Mezzaluna or pizza wheel ($10-$30): Unless you have a large chef’s knife with a 12-inch blade, it’s hard to cut a pizza with one fell swoop. I like the mezzaluna-style cutters that cut across the crust with a rocking motion, but a heavy-duty pizza wheel does the job just as well.

Aluminum pizza pan ($12-$19): Bake your pizzas like the pros do with this inexpensive pan. The aluminum conducts heat evenly and efficiently for consistently crisp crust.

Deep-dish pizza pan ($10-$25): With sides up to 3 inches deep, this metal or porcelain pan is essential for layering the buttery crust and hearty ingredients that make up traditional Chicago-style deep-dish pizza.

Tools are available at most cooks’ supply stores, as well as www.surlatable.com and www.williamssonoma.com.

Here are a few great pizza reads, sure to get your creative sauces flowing.

“American Pie: My Search for the Perfect Pizza” by Peter Reinhart

Master bread baker Peter Reinhart is hot on the pizza trail. He traveled from Italy to the United States, capturing the stories behind the greatest artisanal pizzas of the Old World and the New. Back in his home kitchen, Reinhart gives readers a master class on pizza-making techniques and provides more than 60 recipes for doughs, sauces and toppings, as well as the pizzas that bring them all together.

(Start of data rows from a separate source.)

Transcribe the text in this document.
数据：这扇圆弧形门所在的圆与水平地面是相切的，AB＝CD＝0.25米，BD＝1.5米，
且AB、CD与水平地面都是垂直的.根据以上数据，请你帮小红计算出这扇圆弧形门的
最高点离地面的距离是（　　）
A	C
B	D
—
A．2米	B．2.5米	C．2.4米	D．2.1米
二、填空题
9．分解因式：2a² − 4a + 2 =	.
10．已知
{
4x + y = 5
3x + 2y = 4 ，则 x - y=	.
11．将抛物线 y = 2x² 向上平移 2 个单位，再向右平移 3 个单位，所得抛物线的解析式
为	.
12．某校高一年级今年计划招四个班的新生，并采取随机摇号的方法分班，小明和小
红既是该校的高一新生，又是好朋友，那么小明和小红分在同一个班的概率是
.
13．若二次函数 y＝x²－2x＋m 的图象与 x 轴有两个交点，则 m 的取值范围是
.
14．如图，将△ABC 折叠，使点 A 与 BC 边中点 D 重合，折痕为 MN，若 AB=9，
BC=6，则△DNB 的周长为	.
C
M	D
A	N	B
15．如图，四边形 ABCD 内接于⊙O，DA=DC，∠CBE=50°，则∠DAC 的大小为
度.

“Pizza on the Grill: 100 Feisty Fire-Roasted Recipes for Pizza & More” by Elizabeth Karmel

Pizza and the grill — seemingly two of any American’s favorite things. Award-winning barbecue chef and restaurateur Elizabeth Karmel combined the two in her newest book, which offers up more than 100 recipes for innovative, delicious pizzas, from classics to desserts. Also included with each recipe are suggestions for drink pairings and music to grill by.

“The Italian Baker, Revised: The Classic Tastes of the Italian Countryside — Its Breads, Pizza, Focaccia, Cakes, Pastries and Cookies” by Carol Field

This highly collectible book, “The Italian Baker,” is one of only a few, if any, cookbooks to cover the entire range of Italian baking, from breadsticks to pastries. Carol Field‘s classic tome was recently updated, with new techniques, recipes, sources and photography. Winner of the International Association of Culinary Professionals Award for best baking book, “The Italian Baker” was also named to the James Beard Baker’s Dozen list of 13 indispensable baking books of all time.

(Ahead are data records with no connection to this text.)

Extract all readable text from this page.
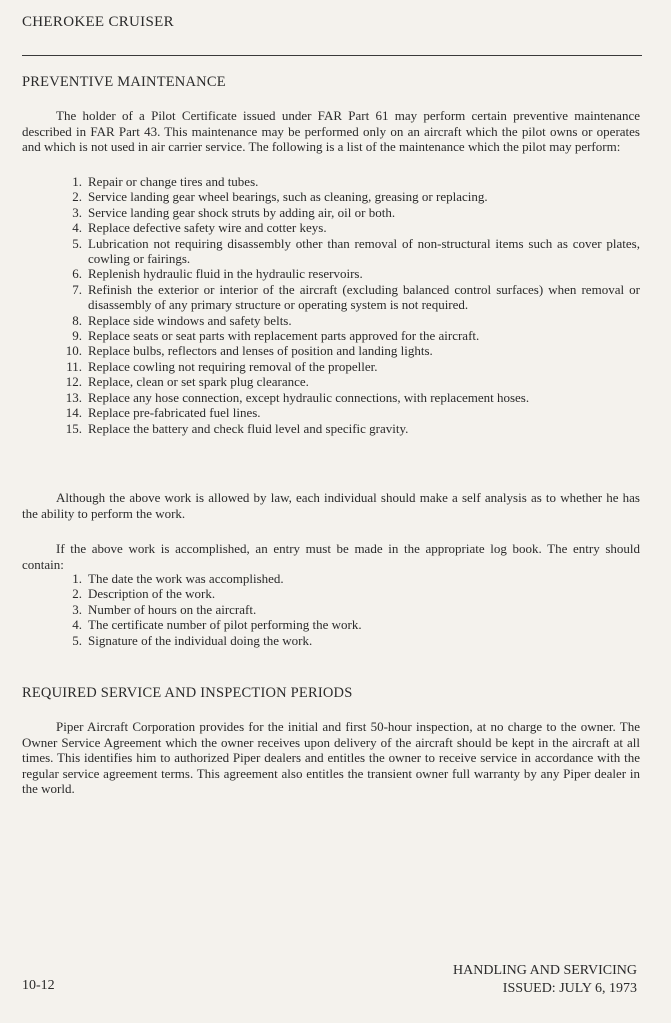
CHEROKEE CRUISER
PREVENTIVE MAINTENANCE
The holder of a Pilot Certificate issued under FAR Part 61 may perform certain preventive maintenance described in FAR Part 43. This maintenance may be performed only on an aircraft which the pilot owns or operates and which is not used in air carrier service. The following is a list of the maintenance which the pilot may perform:
1. Repair or change tires and tubes.
2. Service landing gear wheel bearings, such as cleaning, greasing or replacing.
3. Service landing gear shock struts by adding air, oil or both.
4. Replace defective safety wire and cotter keys.
5. Lubrication not requiring disassembly other than removal of non-structural items such as cover plates, cowling or fairings.
6. Replenish hydraulic fluid in the hydraulic reservoirs.
7. Refinish the exterior or interior of the aircraft (excluding balanced control surfaces) when removal or disassembly of any primary structure or operating system is not required.
8. Replace side windows and safety belts.
9. Replace seats or seat parts with replacement parts approved for the aircraft.
10. Replace bulbs, reflectors and lenses of position and landing lights.
11. Replace cowling not requiring removal of the propeller.
12. Replace, clean or set spark plug clearance.
13. Replace any hose connection, except hydraulic connections, with replacement hoses.
14. Replace pre-fabricated fuel lines.
15. Replace the battery and check fluid level and specific gravity.
Although the above work is allowed by law, each individual should make a self analysis as to whether he has the ability to perform the work.
If the above work is accomplished, an entry must be made in the appropriate log book. The entry should contain:
1. The date the work was accomplished.
2. Description of the work.
3. Number of hours on the aircraft.
4. The certificate number of pilot performing the work.
5. Signature of the individual doing the work.
REQUIRED SERVICE AND INSPECTION PERIODS
Piper Aircraft Corporation provides for the initial and first 50-hour inspection, at no charge to the owner. The Owner Service Agreement which the owner receives upon delivery of the aircraft should be kept in the aircraft at all times. This identifies him to authorized Piper dealers and entitles the owner to receive service in accordance with the regular service agreement terms. This agreement also entitles the transient owner full warranty by any Piper dealer in the world.
10-12
HANDLING AND SERVICING
ISSUED: JULY 6, 1973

“The Mozza Cookbook: Recipes from Los Angeles’s Favorite Italian Restaurant and Pizzeria” by Nancy Silverton, Matt Molina and Carolynn Carreno Osteria

Mozza and Pizzeria Mozza, the L.A. hotspots Nancy Silverton co-owns with Mario Batali and Joe Bastianich, have been meccas for pizza lovers since they opened.  Reservations are hard to come by, and it’s not every day that we find ourselves in L.A. with the time to wait in line for a table. Thankfully, Silverton’s “The Mozza Cookbook” has just been released and offers many of the restaurants’ recipes to the home cook. Whip up some of these dishes and your friends will be lining up at your door.